Fora filho de um rei, irmão de um rei, tio de um rei. - Eu olhei o
livro que Meistre Aemon me deixou. O Compêndio de Jade. As páginas
que falam de Azor Ahai. Luminífera era a espada dele. Temperada com
o sangue de sua esposa, se é possível acreditar em Votar. Depois
disso, Luminífera nunca foi fria ao toque, mas quente como Nissa
Nissa havia sido quente. Em batalha, a lâmina queimava ardente em
fogo. Uma vez Azor Ahai lutou com um monstro. Quando enfiou a espada
pela barriga da criatura, o sangue do monstro começou a ferver.

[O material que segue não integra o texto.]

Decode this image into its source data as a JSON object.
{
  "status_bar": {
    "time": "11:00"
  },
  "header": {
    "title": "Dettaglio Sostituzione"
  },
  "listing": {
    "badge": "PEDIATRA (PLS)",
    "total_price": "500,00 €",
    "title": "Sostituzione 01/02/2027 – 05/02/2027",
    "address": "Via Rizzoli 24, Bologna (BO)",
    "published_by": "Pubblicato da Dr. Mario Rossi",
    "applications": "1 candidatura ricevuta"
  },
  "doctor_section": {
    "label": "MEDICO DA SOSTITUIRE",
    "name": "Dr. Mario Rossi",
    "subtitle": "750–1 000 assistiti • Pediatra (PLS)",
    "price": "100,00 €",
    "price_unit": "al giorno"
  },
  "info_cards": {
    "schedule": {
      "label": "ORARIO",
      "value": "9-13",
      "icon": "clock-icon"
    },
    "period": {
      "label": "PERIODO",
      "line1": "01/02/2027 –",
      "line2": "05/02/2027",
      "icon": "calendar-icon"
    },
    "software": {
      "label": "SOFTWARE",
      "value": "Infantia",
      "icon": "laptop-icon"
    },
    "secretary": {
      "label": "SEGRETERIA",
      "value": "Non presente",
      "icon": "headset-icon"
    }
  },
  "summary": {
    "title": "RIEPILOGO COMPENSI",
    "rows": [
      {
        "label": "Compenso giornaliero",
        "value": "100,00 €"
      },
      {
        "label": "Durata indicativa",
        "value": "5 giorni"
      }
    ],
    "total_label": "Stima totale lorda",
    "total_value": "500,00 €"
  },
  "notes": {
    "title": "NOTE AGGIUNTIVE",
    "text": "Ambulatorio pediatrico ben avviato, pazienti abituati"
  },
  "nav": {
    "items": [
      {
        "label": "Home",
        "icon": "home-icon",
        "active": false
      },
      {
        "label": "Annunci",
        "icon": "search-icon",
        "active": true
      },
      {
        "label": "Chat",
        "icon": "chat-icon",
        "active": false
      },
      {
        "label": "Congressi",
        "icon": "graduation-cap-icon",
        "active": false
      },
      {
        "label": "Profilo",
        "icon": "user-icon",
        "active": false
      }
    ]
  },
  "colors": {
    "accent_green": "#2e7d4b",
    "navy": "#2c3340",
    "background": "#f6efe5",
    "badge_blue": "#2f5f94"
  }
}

Fumaça e vapor saíram de sua boca, os olhos derreteram e escorreram
pela sua face, e seu corpo explodiu em chamas.
Clydas
piscou.
-
Uma espada que faz seu próprio calor...
-
... seria uma coisa boa na Muralha. - Jon colocou a taça de vinho de
lado e vestiu as luvas negras de pele de toupeira. - Uma pena que a
espada que Stannis empunha é fria. Fico curioso para ver como sua
Luminífera se comportaria em batalha. Obrigado pelo vinho. Fantasma,
comigo. - Jon Snow levantou o capuz da capa e abriu a porta. O lobo
branco o seguiu de volta à noite.
O
arsenal estava escuro e silencioso. Jon acenou para os guardas antes
de fazer o caminho pelas silenciosas fileiras de lanças até seus
aposentos. Pendurou o cinturão em um gancho ao lado da porta e sua
capa em outro. Quando tirou as luvas, as mãos estavam duras e frias.
Levou um bom tempo até conseguir acender as velas. Fantasma
enrolou-se em seu tapete e se preparou para dormir, mas Jon ainda não
podia descansar. A mesa de pinho riscado estava coberta de mapas da
Muralha e das terras além, uma relação de patrulheiros e uma carta
da Torre Sombria escrita por Sor Denys Mallister de próprio punho.
Leu
a carta da Torre Sombria novamente, afiando uma pena, e destampou um
pote de grossa tinta negra. Escreveu duas cartas, a primeira para Sor
Denys, a segunda para Cotter Pyke. Ambos estavam atrás dele por mais
homens. Despachava Halder e Sapo para oeste, até a Torre Sombria,
Grenn e Pyp para Atalaialeste do Mar. A tinta não fluía
adequadamente, e todas as suas palavras pareciam secas, cruas e
desajeitadas, mas persistiu assim mesmo.
Quando
finalmente baixou a pena, o quarto estava escuro e gelado, e ele
podia sentir as paredes se fechando. Pousado sobre a janela, o corvo
do Velho Urso olhava para ele com astutos olhos negros. Meu último
amigo, Jon pensou com tristeza. E é melhor que eu sobreviva a você,
ou você vai comer meu rosto também. Fantasma não contava. Fantasma
era mais próximo do que um amigo. Fantasma era parte dele.
Jon
se levantou e subiu os degraus até a cama estreita que uma vez fora
de Donal Noye. Esta é minha sina, ele percebeu enquanto se despia, a
partir de agora e até o final dos meus dias.